When she launched her bid for lieutenant governor, Guzman pitched herself as the progressive voice missing from the Democratic-controlled Senate, which tends to be more business-friendly on legislation affecting workers. (The lieutenant governor presides over the Senate.)

She said Democrats’ control of the General Assembly and the Executive Mansion have so far failed to deliver “on what should be our core defining value: economic justice and workers’ rights.”

Guzman is a prominent advocate for paid sick and family leave, and supports repealing the state’s “right-to-work” law, under which union membership may not be a condition of employment.

Three other Democrats are running in the primary for the House of Delegates seat Guzman holds in the 31st District: Rod Hall, Idris O’Connor and Kara Pitek. Guzman’s fundraising in the lieutenant governor’s race could be significant in this primary.

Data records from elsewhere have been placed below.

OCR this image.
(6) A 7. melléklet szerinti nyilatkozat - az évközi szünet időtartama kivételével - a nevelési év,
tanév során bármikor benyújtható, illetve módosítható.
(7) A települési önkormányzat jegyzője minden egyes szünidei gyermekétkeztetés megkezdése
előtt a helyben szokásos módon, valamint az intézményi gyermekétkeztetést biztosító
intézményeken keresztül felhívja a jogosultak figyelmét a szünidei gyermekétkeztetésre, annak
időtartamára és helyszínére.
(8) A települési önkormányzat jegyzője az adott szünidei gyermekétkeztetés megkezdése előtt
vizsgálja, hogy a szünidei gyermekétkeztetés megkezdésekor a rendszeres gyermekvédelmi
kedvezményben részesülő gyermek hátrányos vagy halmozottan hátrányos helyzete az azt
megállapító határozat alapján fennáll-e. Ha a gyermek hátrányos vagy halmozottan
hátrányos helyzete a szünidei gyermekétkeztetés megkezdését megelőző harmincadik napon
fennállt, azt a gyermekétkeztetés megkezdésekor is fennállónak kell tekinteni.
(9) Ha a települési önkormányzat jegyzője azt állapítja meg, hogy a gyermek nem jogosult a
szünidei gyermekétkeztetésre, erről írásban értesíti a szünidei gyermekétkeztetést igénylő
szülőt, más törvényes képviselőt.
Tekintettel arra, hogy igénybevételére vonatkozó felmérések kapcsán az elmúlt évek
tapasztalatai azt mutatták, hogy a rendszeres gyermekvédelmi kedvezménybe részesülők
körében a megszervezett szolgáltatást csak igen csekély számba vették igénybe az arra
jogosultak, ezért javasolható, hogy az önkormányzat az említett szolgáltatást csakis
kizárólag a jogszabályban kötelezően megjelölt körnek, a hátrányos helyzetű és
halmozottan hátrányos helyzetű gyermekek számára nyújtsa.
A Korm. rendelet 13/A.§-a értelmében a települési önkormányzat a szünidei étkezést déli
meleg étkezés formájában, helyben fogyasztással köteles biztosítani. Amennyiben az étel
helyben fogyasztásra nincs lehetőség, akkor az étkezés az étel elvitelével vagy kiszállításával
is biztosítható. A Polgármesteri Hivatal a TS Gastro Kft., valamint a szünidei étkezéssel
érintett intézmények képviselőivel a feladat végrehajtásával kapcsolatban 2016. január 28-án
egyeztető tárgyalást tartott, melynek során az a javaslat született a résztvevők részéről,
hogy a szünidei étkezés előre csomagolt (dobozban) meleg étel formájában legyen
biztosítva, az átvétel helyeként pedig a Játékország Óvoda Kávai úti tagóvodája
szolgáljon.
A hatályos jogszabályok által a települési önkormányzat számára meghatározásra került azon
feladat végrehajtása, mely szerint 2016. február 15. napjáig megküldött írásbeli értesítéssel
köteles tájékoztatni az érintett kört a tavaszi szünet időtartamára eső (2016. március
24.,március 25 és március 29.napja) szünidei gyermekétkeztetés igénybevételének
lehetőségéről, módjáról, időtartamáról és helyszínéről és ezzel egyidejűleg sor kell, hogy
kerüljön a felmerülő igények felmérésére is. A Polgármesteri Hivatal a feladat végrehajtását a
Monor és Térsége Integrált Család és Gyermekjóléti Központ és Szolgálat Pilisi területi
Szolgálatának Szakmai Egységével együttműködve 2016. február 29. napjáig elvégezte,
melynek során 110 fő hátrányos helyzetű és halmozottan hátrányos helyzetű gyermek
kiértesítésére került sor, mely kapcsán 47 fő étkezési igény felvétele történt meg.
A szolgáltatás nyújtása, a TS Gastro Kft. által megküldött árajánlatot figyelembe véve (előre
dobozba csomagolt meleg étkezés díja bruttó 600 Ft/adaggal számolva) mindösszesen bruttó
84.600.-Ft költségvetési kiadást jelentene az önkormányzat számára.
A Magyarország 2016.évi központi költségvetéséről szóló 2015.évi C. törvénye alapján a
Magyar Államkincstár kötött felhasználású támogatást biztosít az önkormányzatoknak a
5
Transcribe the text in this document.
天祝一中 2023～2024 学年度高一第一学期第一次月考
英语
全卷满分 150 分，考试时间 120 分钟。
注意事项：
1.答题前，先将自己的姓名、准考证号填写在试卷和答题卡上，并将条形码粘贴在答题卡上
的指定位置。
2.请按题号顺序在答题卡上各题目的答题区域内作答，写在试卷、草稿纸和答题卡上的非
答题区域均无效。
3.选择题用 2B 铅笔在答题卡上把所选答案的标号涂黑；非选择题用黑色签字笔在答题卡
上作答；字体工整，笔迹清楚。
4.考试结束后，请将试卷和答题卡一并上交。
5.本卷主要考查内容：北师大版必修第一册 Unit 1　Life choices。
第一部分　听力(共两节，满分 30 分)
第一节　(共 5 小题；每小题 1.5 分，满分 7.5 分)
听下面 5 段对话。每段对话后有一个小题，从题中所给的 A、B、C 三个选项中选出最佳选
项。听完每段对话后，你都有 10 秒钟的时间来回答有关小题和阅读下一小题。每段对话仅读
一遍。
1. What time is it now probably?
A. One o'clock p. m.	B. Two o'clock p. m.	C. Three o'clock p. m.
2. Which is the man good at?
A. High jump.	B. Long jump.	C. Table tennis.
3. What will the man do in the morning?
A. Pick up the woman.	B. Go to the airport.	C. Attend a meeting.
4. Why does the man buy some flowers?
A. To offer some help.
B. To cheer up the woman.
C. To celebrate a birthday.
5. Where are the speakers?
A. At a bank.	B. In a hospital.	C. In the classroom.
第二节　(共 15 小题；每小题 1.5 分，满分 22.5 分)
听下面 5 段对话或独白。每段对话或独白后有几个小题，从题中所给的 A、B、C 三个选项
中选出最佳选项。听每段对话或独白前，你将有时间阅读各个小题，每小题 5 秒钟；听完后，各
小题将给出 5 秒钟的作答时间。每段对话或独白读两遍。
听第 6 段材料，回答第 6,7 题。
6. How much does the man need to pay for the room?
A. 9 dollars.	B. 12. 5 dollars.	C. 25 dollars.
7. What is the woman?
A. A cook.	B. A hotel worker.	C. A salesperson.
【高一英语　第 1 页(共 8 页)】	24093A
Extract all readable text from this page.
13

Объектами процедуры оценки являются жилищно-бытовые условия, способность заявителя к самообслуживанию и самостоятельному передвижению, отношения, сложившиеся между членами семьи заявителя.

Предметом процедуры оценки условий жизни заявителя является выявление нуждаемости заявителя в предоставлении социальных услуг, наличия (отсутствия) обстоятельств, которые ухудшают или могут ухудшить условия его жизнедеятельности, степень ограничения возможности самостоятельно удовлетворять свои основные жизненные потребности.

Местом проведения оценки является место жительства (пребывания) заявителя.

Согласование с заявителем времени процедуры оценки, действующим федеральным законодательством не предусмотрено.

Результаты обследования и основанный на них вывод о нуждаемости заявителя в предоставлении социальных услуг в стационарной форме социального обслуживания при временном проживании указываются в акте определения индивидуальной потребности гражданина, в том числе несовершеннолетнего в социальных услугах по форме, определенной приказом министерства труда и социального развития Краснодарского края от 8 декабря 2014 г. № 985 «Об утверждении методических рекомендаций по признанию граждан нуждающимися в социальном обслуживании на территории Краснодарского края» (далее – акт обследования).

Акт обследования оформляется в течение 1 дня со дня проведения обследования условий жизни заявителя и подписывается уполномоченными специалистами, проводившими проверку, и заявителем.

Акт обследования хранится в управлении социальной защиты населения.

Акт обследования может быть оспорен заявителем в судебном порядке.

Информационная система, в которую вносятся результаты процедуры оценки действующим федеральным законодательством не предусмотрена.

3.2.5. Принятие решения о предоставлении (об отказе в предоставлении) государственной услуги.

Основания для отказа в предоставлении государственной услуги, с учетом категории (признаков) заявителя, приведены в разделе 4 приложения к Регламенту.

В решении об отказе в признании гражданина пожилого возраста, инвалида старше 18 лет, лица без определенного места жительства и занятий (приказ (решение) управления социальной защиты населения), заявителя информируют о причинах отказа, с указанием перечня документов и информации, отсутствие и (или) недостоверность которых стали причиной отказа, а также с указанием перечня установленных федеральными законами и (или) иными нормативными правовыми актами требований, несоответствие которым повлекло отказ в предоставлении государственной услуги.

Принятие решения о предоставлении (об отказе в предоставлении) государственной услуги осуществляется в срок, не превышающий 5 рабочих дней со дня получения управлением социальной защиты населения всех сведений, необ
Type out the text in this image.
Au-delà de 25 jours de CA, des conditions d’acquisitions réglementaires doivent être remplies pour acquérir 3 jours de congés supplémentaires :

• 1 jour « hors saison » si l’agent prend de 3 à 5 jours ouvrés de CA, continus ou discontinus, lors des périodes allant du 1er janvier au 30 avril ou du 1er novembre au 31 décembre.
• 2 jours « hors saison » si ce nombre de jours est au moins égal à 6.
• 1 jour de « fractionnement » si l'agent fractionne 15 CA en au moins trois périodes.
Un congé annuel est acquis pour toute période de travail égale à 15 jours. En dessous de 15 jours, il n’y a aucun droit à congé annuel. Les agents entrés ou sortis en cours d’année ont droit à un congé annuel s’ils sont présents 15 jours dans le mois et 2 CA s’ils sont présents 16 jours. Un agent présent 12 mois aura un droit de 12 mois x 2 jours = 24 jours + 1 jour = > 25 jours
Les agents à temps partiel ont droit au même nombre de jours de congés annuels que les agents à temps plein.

Hall raised $128,000 in the first quarter and had $103,000 in cash on hand as of March 31, according to the Virginia Public Access Project. Hall focuses on transportation and infrastructure as government affairs adviser at a Washington law firm, and is chairman of the Virginia Aviation Board.

Contributors to Hall’s campaign for the House include Del. Luke Torian, D-Prince William; state Sens. Jeremy McPike, D-Prince William, and Scott Surovell, D-Fairfax; and two other candidates for lieutenant governor, Del. Hala Ayala, D-Prince William, and Norfolk City Council member Andria McClellan.

The Democrats still running for lieutenant governor are Rasoul; Ayala; McClellan; Xavier Warren, a lobbyist for nonprofits and an NFL player agent; Sean Perryman, former head of the Fairfax County NAACP; and Del. Mark Levine, D-Alexandria.

On the GOP side, the candidates are Del. Glenn Davis, R-Virginia Beach; former Del. Tim Hugo; Northern Virginia business consultant Puneet Ahluwalia; Air Force veteran Lance Allen of Fauquier County; finance sector CEO Maeve Rigler; and former Del. Winsome Sears.